Euro crisis hits confidence in UK property-Lloyds
* Negative sentiment spreads to London property market
* More European banks could stop lending in Q1 2012
LONDON Jan 6 (Reuters) - Confidence in the health of the UK property sector is suffering from the euro zone debt crisis and the unease is spreading to Britain's most buoyant market London, Lloyds Banking Group said.
Data from the bank's quarterly Commercial Property Confidence Monitor showed that the net balance of medium and large businesses expecting the UK property market to improve in the next six months fell to -24 in November, from -10 in August.
Of these, the net balance of firms based in London that were bullish about the market was 2.8 in November, down from 32.2 in August, a sign that gloom has spread to the UK capital which had bucked the national trend with a recovery in 2010.
A net balance is the sum of all positive and negative survey responses which ignores the middle ground. A positive number, for instance, would indicate that there were more bullish responses than bearish ones.
"It's clear that concerns regarding the Euro Zone are impacting upon confidence, especially at the higher end of the market where respondents are more likely to be active in Europe or provide space for European companies and investors," Lloyds's Managing Director of Corporate Real Estate, Lynda Shillaw, said in a statement.
"There appears to be a recognition that the challenging (world) economy is going to be here for far longer than anyone anticipated," she said.
UK property values fell for the first time in almost two and a half years in November and latest economic data from the euro zone is pointing to recession in the months ahead.
Shillaw also said that more European banks could stop lending to the property sector in first quarter 2012.

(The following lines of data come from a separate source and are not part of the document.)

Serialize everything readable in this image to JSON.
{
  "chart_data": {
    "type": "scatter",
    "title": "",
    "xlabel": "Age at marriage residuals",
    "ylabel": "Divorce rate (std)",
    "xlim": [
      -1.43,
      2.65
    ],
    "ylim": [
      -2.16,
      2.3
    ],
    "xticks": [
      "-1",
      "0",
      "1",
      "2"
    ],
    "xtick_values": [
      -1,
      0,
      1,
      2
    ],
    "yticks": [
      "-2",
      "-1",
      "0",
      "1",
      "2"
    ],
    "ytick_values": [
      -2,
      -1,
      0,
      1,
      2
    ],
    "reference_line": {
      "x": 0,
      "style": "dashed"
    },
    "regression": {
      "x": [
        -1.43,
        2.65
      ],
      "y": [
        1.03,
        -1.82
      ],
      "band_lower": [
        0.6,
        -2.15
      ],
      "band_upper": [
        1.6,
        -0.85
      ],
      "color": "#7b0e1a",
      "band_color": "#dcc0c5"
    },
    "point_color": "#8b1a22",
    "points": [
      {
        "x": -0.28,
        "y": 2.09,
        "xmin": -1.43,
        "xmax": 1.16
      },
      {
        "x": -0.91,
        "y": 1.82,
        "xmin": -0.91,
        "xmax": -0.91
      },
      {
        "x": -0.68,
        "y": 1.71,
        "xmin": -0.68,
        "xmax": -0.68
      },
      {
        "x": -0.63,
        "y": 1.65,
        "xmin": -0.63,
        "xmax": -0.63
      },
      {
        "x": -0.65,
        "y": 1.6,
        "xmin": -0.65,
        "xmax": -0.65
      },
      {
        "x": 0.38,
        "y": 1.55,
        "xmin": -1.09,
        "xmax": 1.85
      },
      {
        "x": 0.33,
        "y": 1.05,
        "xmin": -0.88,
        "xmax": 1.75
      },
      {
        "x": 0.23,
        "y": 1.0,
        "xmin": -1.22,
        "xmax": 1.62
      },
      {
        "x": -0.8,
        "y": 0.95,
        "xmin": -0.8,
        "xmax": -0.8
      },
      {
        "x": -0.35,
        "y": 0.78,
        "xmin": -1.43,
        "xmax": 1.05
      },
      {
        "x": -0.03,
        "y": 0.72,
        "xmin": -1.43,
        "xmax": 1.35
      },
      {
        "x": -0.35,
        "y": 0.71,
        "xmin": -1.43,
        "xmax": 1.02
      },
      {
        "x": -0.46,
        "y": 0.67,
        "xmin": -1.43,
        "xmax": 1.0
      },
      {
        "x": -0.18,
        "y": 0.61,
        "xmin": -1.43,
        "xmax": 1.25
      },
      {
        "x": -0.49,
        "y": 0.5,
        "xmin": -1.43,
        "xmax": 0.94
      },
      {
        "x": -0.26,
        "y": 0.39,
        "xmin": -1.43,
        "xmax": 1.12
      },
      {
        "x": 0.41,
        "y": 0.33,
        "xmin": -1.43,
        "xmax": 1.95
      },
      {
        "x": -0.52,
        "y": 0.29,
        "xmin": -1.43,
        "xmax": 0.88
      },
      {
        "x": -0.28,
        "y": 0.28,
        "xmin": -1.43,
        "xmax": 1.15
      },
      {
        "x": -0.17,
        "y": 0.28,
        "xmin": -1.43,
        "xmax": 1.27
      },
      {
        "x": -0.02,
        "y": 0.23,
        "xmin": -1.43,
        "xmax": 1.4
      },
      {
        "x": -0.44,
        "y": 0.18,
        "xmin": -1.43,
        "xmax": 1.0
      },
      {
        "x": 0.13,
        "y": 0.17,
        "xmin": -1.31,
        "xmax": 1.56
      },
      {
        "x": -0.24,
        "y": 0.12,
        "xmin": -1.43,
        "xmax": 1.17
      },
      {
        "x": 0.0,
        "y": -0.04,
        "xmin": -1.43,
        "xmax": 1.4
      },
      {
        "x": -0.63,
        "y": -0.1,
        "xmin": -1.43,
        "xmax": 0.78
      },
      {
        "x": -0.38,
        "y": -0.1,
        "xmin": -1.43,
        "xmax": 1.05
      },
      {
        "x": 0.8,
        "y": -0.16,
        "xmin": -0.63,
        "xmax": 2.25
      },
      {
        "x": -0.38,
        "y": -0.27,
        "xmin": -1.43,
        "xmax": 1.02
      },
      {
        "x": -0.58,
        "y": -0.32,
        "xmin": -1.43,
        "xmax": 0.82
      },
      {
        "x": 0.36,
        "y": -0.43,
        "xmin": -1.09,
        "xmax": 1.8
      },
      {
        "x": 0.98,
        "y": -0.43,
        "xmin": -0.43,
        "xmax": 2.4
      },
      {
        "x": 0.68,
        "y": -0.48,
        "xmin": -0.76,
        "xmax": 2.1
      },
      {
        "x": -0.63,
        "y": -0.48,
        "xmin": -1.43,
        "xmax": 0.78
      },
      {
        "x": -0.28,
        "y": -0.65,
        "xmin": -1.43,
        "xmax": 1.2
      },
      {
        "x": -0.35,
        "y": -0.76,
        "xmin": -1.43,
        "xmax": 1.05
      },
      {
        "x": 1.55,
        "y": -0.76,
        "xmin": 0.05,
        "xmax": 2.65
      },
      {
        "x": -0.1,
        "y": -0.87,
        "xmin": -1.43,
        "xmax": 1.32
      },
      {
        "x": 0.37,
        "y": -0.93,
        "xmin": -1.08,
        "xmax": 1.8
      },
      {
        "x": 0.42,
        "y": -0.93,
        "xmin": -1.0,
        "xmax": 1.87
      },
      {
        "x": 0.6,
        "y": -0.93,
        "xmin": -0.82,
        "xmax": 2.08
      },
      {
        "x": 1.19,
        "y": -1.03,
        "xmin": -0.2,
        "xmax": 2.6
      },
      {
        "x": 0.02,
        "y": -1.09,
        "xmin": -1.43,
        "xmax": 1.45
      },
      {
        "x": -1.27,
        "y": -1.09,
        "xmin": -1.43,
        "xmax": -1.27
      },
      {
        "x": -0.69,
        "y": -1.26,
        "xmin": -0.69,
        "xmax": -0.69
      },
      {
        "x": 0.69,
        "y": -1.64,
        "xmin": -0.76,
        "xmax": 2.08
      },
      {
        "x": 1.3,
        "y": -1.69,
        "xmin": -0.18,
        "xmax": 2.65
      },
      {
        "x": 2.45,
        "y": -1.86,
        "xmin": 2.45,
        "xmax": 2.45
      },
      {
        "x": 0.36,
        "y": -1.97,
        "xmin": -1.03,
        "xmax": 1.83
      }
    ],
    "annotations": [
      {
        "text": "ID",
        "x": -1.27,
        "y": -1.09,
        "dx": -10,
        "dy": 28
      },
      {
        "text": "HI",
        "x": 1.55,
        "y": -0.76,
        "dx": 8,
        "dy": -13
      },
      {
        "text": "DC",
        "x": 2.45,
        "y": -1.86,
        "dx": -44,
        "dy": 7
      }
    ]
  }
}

Lloyds classifies mid- to large-sized businesses as those that borrow 1-50 million pounds and major businesses as those with loans of more than 50 million pounds. The bank conducted its survey of 448 property decision-makers late last year.
Despite the fall in confidence, the biggest property players remain keen to invest over the next 3-6 months, with 53 percent of major businesses expecting to increase their investment and only 10 percent looking to divest, Lloyds said.
Smaller companies were more cautious, with 28 percent of medium to large businesses and 19 percent of small businesses planning to increase their investment.
The data also showed that there was little appetite for riskier non-prime investments, Lloyds said, adding that companies will be looking to hold on to good performing properties for the next 2-5 years before considering selling.